# Documentation -- Milestone 2 

## Introduction

Differentiation is great. It is a necessity in a vast range of applications, such as atomic simulations, economic analysis, and machine learning. 

There are three ways of differentiation: numerical, sybolic and automatic. 

Numerical differentiation finds the derivative using finite difference approximations $\Delta f / \Delta x$. Even with higher-order methods, its error is far greater than machine precesion.

Symbolic differentiation finds the symbolic expression of the derivative. In the field of computational science, when functions and programs get complicated, it becomes inefficient and messy. This is called expression swell.

Automatic differentiation can find the derivative of expressions to the accuracy of machine precision. It does not have the problem of expression swell because it deals with numbers. That is why we need automatic differntiation!

Our `superdiff` package performs automatic differentiation on single- or multi-variable functions using the _forward mode_ as well as the _reverse mode_. The function is stored as an `Expression` object that can output values and derivatives at any given point that is allowed.


## Background

Differentiation is the process of finding derivative, which is the rate of change of a function's output with regard to its variables. Take $f(x,y) =3*x^2+\exp(y)$ as an example. Symbolic differentiation gives $\dfrac{\partial f}{\partial x}=6x$ and $\dfrac{\partial f}{\partial y}=\exp(y)$.
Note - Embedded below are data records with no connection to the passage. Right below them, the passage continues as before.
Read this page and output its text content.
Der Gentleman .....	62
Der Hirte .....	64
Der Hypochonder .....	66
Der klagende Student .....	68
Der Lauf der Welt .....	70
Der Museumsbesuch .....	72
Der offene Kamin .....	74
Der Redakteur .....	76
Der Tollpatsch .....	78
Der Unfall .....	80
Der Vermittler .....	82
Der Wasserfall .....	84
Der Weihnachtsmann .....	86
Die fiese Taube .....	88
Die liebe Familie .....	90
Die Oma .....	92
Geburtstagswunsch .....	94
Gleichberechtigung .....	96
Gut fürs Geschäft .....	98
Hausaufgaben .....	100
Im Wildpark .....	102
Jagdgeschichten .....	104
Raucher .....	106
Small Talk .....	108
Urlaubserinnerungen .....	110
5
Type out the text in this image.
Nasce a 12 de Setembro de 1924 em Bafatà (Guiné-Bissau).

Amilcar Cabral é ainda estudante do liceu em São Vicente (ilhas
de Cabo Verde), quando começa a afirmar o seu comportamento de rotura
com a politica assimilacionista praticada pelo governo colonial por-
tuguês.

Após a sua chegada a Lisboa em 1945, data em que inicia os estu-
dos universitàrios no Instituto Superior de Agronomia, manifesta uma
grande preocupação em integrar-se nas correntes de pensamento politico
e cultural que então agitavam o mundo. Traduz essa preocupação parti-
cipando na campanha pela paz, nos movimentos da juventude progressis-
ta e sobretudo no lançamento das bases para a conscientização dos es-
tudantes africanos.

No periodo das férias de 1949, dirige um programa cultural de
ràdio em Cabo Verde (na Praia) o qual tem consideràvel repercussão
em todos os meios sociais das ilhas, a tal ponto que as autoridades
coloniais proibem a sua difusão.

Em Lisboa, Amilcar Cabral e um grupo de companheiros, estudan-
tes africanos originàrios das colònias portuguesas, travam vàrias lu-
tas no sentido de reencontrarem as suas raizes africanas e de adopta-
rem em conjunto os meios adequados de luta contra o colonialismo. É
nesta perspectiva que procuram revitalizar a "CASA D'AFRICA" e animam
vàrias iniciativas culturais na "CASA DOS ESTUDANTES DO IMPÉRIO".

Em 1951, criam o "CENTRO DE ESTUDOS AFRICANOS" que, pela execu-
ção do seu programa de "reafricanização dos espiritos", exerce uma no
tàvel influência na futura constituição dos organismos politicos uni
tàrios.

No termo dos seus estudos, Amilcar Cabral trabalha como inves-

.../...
Automatic differentiation treats a function as a chain of elementary functions and performs differentiation on each elementry function. 
Here the elementary functions include: (1) A single arithmetic operation, such as $3*x$ and $x_1+x_2$. (2) A single trigonometric operation, such as $\sin(x)$. (3) A single exponential or logarithmic opration, such as $\log(x)$.

The chain rule dictates that 

$$\frac{df(g(x))}{dx}=\frac{df(x_1)}{dx_1}*\frac{dg(x)}{dx}.$$

Therefore, a function that is made up of elementary functions can be extended into a computational graph. For $f(x,y) =3*x^2+\exp(y)$, the graph is shown below. Each $x_i$ is the output of an elementary function.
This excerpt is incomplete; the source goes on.